Rachi, citant le Talmoud, explique ainsi le verset :

“Yaâqov fit venir ses fils et il dit : “Rassemblez-vous, je veux vous révéler ce qui vous arrivera dans la suite des jours” : Yaâqov voulait leur révéler la fin des temps, mais la Chékhina s’est retirée de lui, et il a prononcé d’autres paroles.”

Sans l’appui de la Chékhina, Yaâqov est incapable de transmettre un message clair sur la fin des temps. Cet appui est le support de la prophétie. Son défaut oblige Yaâqov “à prononcer d’autres paroles.” Pour un grand nombre de commentateurs, Yaâqov, n’ayant pu dévoiler la fin des temps, s’est contenté de souligner les moyens auxquels Israël devra avoir recours pour hâter la délivrance : le texte met l’accent sur le rassemblement et l’union. L’unité du peuple d’Israël est la solution à la délivrance finale. Yaâqov n’a pas manqué tout à fait son but. Si la date de la délivrance est un mystère, les moyens d’y arriver le sont moins. C’est l’unité d’Israël qui la réalisera.

Cependant Rabbi Chimchone d’Ostropol donne une interprétation intéressante aux paroles de Rachi. Il dit en substance : l’asservissement en Égypte a pour motif essentiel la vente de Yossèf à laquelle avaient pris part neuf de ses frères et, en plus, la Chékhina qu’ils avaient associée à leur projet. A cet effet, le décret divin fut d’asservir Israël en Égypte pendant deux cent dix ans. Ce nombre correspond à la valeur numérique du non divin par lequel sera réalisée la délivrance, 21, multipliée par dix. Ce qui donne 210. Mais Yaâqov ne tenant pas compte de la Chékhina, ignorant en fait qu’elle fut associée, n’a multiplié 21 que par neuf. Ce qui donne 189. Autrement dit, à la fin de 189 années d’esclavage sonnera le qèts, la fin de l’exil égyptien. Qèts, a pour valeur numérique 190. Donc Yaâqov comptait pouvoir déterminer la fin de l’exil après un séjour de 189 années en Égypte, mais il ignorait qu’ils avaient associé la Chékhina, c’est bien le sens de : “La Chékhina s’est retirée de lui” ce qui lui donne en réalité un séjour de 210 années.

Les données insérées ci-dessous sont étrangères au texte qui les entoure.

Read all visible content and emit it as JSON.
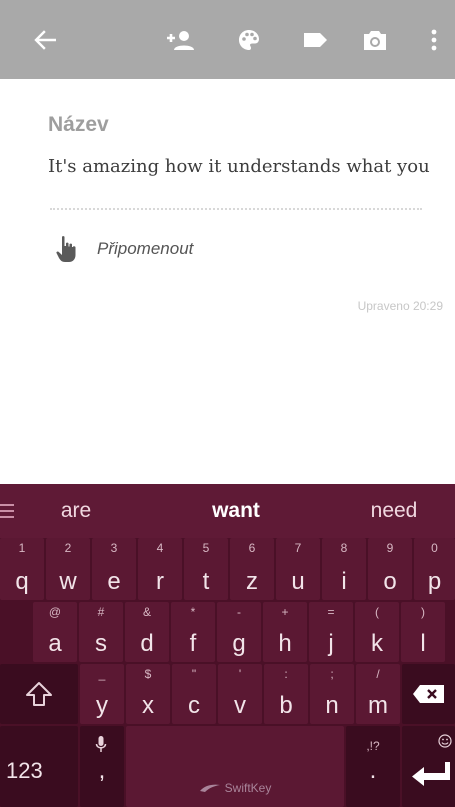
{
  "toolbar": {
    "icons": {
      "back": "arrow-left",
      "add_person": "person-add",
      "palette": "palette",
      "label": "label-tag",
      "camera": "camera",
      "more": "more-vertical"
    },
    "color": "#a9a9a9"
  },
  "note": {
    "title_placeholder": "Název",
    "body": "It's amazing how it understands what you",
    "reminder_label": "Připomenout",
    "reminder_icon": "hand-pointer",
    "edited": "Upraveno 20:29"
  },
  "keyboard": {
    "colors": {
      "background": "#4a1027",
      "key": "#5b1833",
      "suggestion_bar": "#5f1a36"
    },
    "suggestions": [
      "are",
      "want",
      "need"
    ],
    "row1": [
      {
        "main": "q",
        "hint": "1"
      },
      {
        "main": "w",
        "hint": "2"
      },
      {
        "main": "e",
        "hint": "3"
      },
      {
        "main": "r",
        "hint": "4"
      },
      {
        "main": "t",
        "hint": "5"
      },
      {
        "main": "z",
        "hint": "6"
      },
      {
        "main": "u",
        "hint": "7"
      },
      {
        "main": "i",
        "hint": "8"
      },
      {
        "main": "o",
        "hint": "9"
      },
      {
        "main": "p",
        "hint": "0"
      }
    ],
    "row2": [
      {
        "main": "a",
        "hint": "@"
      },
      {
        "main": "s",
        "hint": "#"
      },
      {
        "main": "d",
        "hint": "&"
      },
      {
        "main": "f",
        "hint": "*"
      },
      {
        "main": "g",
        "hint": "-"
      },
      {
        "main": "h",
        "hint": "+"
      },
      {
        "main": "j",
        "hint": "="
      },
      {
        "main": "k",
        "hint": "("
      },
      {
        "main": "l",
        "hint": ")"
      }
    ],
    "row3": [
      {
        "main": "y",
        "hint": "_"
      },
      {
        "main": "x",
        "hint": "$"
      },
      {
        "main": "c",
        "hint": "\""
      },
      {
        "main": "v",
        "hint": "'"
      },
      {
        "main": "b",
        "hint": ":"
      },
      {
        "main": "n",
        "hint": ";"
      },
      {
        "main": "m",
        "hint": "/"
      }
    ],
    "numbers_label": "123",
    "comma_label": ",",
    "space_brand": "SwiftKey",
    "period_label": ".",
    "period_hint": ",!?",
    "icons": {
      "shift": "shift-arrow",
      "backspace": "backspace",
      "mic": "microphone",
      "emoji": "emoji",
      "enter": "enter-return",
      "menu": "hamburger-menu"
    }
  }
}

Mais l’auteur de Kanfè Nécharim livre une autre interprétation. Pour lui, la parole de la Chékhina devient une nécessité, une réalité. Tandis que le projet de la Chékhina, tant qu’il est au niveau de la pensée, laisse encore une liberté d’action à l’homme. La délivrance finale dépend du repentir de Âm Yisraèl. Le repentir sincère sera suivi par la délivrance. Or le repentir est du domaine de la liberté de l’homme. Aussi pour cette raison, la Chékhina avait abandonné Yaâqov car l’intention divine fut de hâter la délivrance au moyen du repentir. Au cas où la Chékhina aurait assisté Yaâqov, toute révélation serait d’une nécessité absolue excluant de ce fait le recours au repentir pouvant hâter la guéoula, la délivrance.

Israël a besoin de cette vision dynamique de la guéoula qui se nourrit d’un espoir permanent et le motive pour viser une perfection morale qui le rapproche de l’idéal divin.